Как я могу и почему должен говорить ему, что тогда он мне не нравился? Мы стояли по разные стороны баррикад. И по возвращении на родину у меня было ощущение, что я оказался в другой стране. Будучи далек от желания праздновать его триумф, я надеялся, что в тот день что-нибудь да произойдет — не то чтобы адская машина или заговор англичан, но все же случится какой-нибудь промах, ложный шаг, который доставит мне мгновенное удовольствие.

Я прожил десять лет, ненавидя его и движение, которое его возвысило. Я знал его немного как ученика, потом как миф, задолго до того, как узнал человека. Я еще не был переубежден, находил пышную торжественную церемонию отвратительной, мне претила идея империи, празднества и фейерверки, это гибридное существо в стиле Цезаря. Даже воздушный шар коронации, который должен был перелететь через Альпы, был мне отвратителен. Я спрятался, увидев Париж, окна которого увешаны знаменами и коврами, а в окнах бедняков висели изукрашенные простыни. Мне казалось удивительным, как он все это вернул — процессию, королевские регалии, чтобы художник революции Жак-Луи Давид изобразил происходящее как можно более величественным. Костюмы и короны, эта насмешка над аристократией, оскорбляли меня, ибо я знал друзей, которые были казнены потому, что их портреты висели в наших салонах или из-за частицы «де» перед их именами, из-за герба, кольца знатности, куска кружев.

Я был в Нотр-Даме и видел папу, который приехал на церемонию, как раз в тот момент, когда Терезия Тальен в своем прозрачном платье распростерлась перед ним. Я слышал, как папа простил ее:

— Встаньте и больше не грешите.

Не мог я понять и воина, который носит вышитые перчатки и испанское платье из пурпурного бархата, этого корсиканца, выходца из мелкого дворянства, который настоял на том, чтобы его жена, красивая, но с дурной репутацией Жозефина, теперь увешанная бриллиантами, также была коронована. Какая наглость, когда люди помнят, что ни одна из королев в течение многих веков, со времен Марии де Медичи и вплоть до Марии-Антуанетты не удостаивалась подобных почестей!

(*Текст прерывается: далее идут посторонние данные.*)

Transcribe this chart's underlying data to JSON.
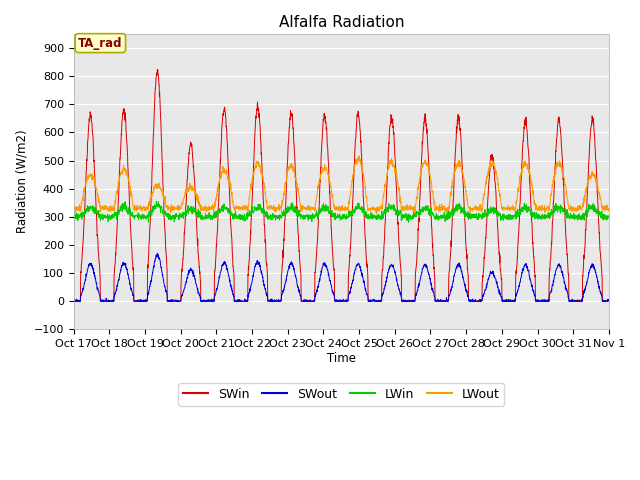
{
  "title": "Alfalfa Radiation",
  "xlabel": "Time",
  "ylabel": "Radiation (W/m2)",
  "ylim": [
    -100,
    950
  ],
  "xlim": [
    0,
    360
  ],
  "plot_bg": "#e8e8e8",
  "fig_bg": "#ffffff",
  "grid_color": "#ffffff",
  "annotation_text": "TA_rad",
  "annotation_color": "#880000",
  "annotation_bg": "#ffffcc",
  "annotation_border": "#aaaa00",
  "tick_labels": [
    "Oct 17",
    "Oct 18",
    "Oct 19",
    "Oct 20",
    "Oct 21",
    "Oct 22",
    "Oct 23",
    "Oct 24",
    "Oct 25",
    "Oct 26",
    "Oct 27",
    "Oct 28",
    "Oct 29",
    "Oct 30",
    "Oct 31",
    "Nov 1"
  ],
  "tick_positions": [
    0,
    24,
    48,
    72,
    96,
    120,
    144,
    168,
    192,
    216,
    240,
    264,
    288,
    312,
    336,
    360
  ],
  "SWin_color": "#dd0000",
  "SWout_color": "#0000dd",
  "LWin_color": "#00cc00",
  "LWout_color": "#ff9900",
  "n_points": 3600,
  "n_days": 16,
  "SW_peaks": [
    660,
    680,
    820,
    560,
    685,
    690,
    665,
    655,
    660,
    655,
    650,
    650,
    515,
    640,
    645,
    645
  ],
  "LW_night": 330,
  "LW_day_peaks": [
    450,
    470,
    410,
    405,
    465,
    490,
    480,
    475,
    505,
    495,
    495,
    490,
    490,
    490,
    490,
    450
  ]
}
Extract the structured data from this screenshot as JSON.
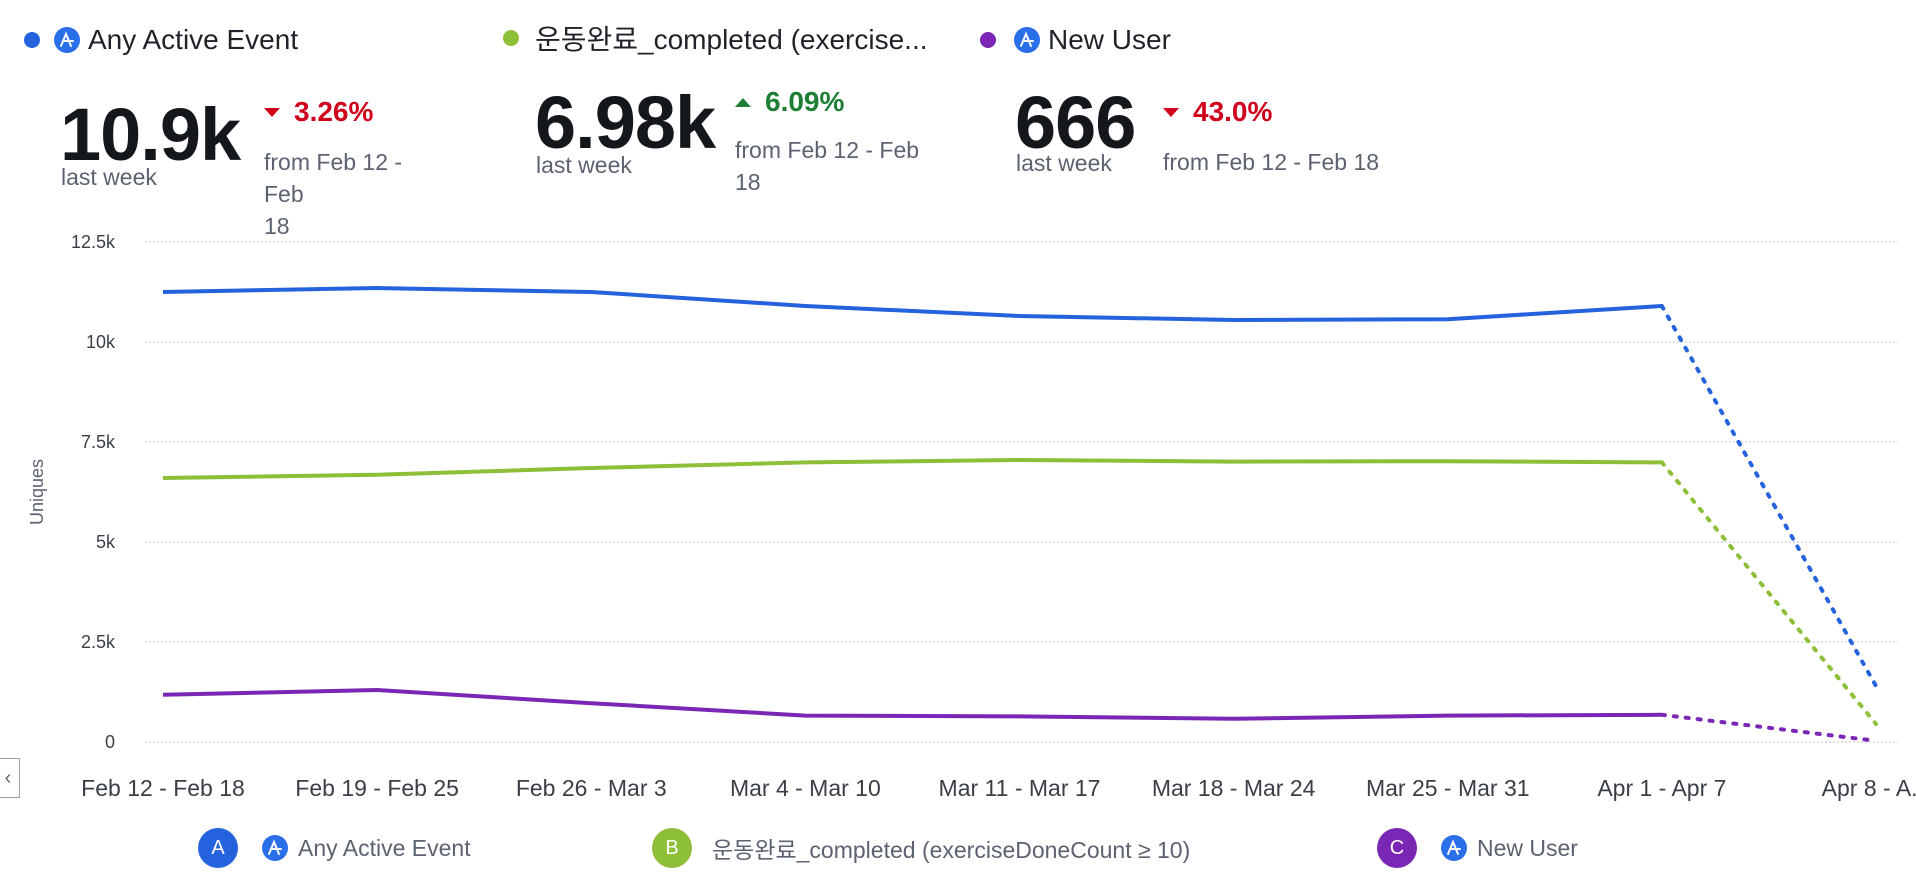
{
  "metrics": [
    {
      "name": "Any Active Event",
      "color": "#2563de",
      "show_icon": true,
      "value": "10.9k",
      "period": "last week",
      "delta": "3.26%",
      "direction": "down",
      "from_line1": "from Feb 12 - Feb",
      "from_line2": "18"
    },
    {
      "name": "운동완료_completed (exercise...",
      "color": "#8dbf38",
      "show_icon": false,
      "value": "6.98k",
      "period": "last week",
      "delta": "6.09%",
      "direction": "up",
      "from_line1": "from Feb 12 - Feb",
      "from_line2": "18"
    },
    {
      "name": "New User",
      "color": "#7b27b5",
      "show_icon": true,
      "value": "666",
      "period": "last week",
      "delta": "43.0%",
      "direction": "down",
      "from_line1": "from Feb 12 - Feb 18",
      "from_line2": ""
    }
  ],
  "legend": [
    {
      "badge": "A",
      "label": "Any Active Event",
      "color": "#2563de",
      "show_icon": true
    },
    {
      "badge": "B",
      "label": "운동완료_completed (exerciseDoneCount ≥ 10)",
      "color": "#8dbf38",
      "show_icon": false
    },
    {
      "badge": "C",
      "label": "New User",
      "color": "#7b27b5",
      "show_icon": true
    }
  ],
  "colors": {
    "down": "#d0021b",
    "up": "#1e7e34",
    "icon_bg": "#2a6ee8",
    "grid": "#c8ccd2"
  },
  "collapse_icon": "chevron-left-icon",
  "chart_data": {
    "type": "line",
    "ylabel": "Uniques",
    "ylim": [
      0,
      12500
    ],
    "yticks": [
      0,
      2500,
      5000,
      7500,
      10000,
      12500
    ],
    "ytick_labels": [
      "0",
      "2.5k",
      "5k",
      "7.5k",
      "10k",
      "12.5k"
    ],
    "categories": [
      "Feb 12 - Feb 18",
      "Feb 19 - Feb 25",
      "Feb 26 - Mar 3",
      "Mar 4 - Mar 10",
      "Mar 11 - Mar 17",
      "Mar 18 - Mar 24",
      "Mar 25 - Mar 31",
      "Apr 1 - Apr 7",
      "Apr 8 - A..."
    ],
    "incomplete_last_point": true,
    "grid": true,
    "series": [
      {
        "name": "Any Active Event",
        "color": "#2563de",
        "values": [
          11250,
          11350,
          11250,
          10900,
          10650,
          10550,
          10570,
          10900,
          1400
        ]
      },
      {
        "name": "운동완료_completed (exerciseDoneCount ≥ 10)",
        "color": "#8dbf38",
        "values": [
          6600,
          6680,
          6850,
          6990,
          7050,
          7010,
          7020,
          6990,
          450
        ]
      },
      {
        "name": "New User",
        "color": "#7b27b5",
        "values": [
          1180,
          1300,
          970,
          660,
          640,
          580,
          660,
          680,
          30
        ]
      }
    ]
  }
}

Я не осмелился сказать ему, что считаю коронацию фальсификацией, несмотря на присутствие папы, потому что Наполеон не был законным монархом. Он не произошел, как положено королю, от Бога. Быть императором не более законно, чем быть фальшивым королем. Все это в целом — держава императора, рука правосудия Бурбонов, сшитый из кусочков монарх с его склочной семьей (потому что его сестры-принцессы отказались нести шлейф Жозефины) — было для меня воплощенным безумием. Тогда я еще не мог согласиться с тем, что если первыми королями стали наилучшие из воинов, то вполне справедливо, что Наполеон основал четвертую династию во Франции. Такой же выбор совершил Рим, когда повернулся лицом к Юлию Цезарю.

Так что я солгал в тот день на острове, и, когда он улыбнулся в ответ, я почувствовал, что рот мой застыл в улыбке, которая не могла убедить даже меня самого. Мне было стыдно, что он попал в такое положение, когда ему приходится мириться с этой гримасой. В Лонгвуде, в нашем доме, большую часть времени царила тишина. Кухня была далеко, порой только случайный порыв горячего ветра, прошедшего по комнатам, оказывался единственным звуком.

В это мгновение лжи я жаждал, чтобы низкорослые деревья, зашевелившись и стряхнув влагу с листьев, застонали и освободили меня от застывшей на моем лице отвратительной фальшивой гримасы.

* * *

В день коронации регалии, возложенные на Наполеона, представляли собой невероятную смесь. Не смогли достать регалии Карла Великого из Нюрнберга, а корона Людовика Шестнадцатого оказалась сломана. Наполеон заказал себе новую корону и велел привезти меч Карла из Экса. Этот меч «Жуайёз» был найден в лавке подержанных вещей. Поскольку на эфесе были изображены запрещенные флердели, ювелиры придали оружию другую рукоять и сделали ножны из зеленого бархата, покрытого пчелами. К тому времени императору все это уже опротивело, и он решил заказать свои собственные регалии.

Какую шпагу надеть? Сабля, которую он носил при Лоди и у пирамид — походная и слишком проста. Ему хотелось к своему испанскому костюму присовокупить палаш. У него была консульская шпага с «Регентом» в головке эфеса. И он решил было вынуть камни и украсить ими палаш, который предстояло освятить. Потом передумал и остановился на консульской шпаге.

Камердинер Констан ошибается, когда утверждает, что «Регент» украшал его черную бархатную шляпу без полей. «Регент» по-прежнему оставался на консульской шпаге, и она была объявлена императорской шпагой и висела у него на белой бархатной перевязи. Эта шпага изображена на всех портретах того дня.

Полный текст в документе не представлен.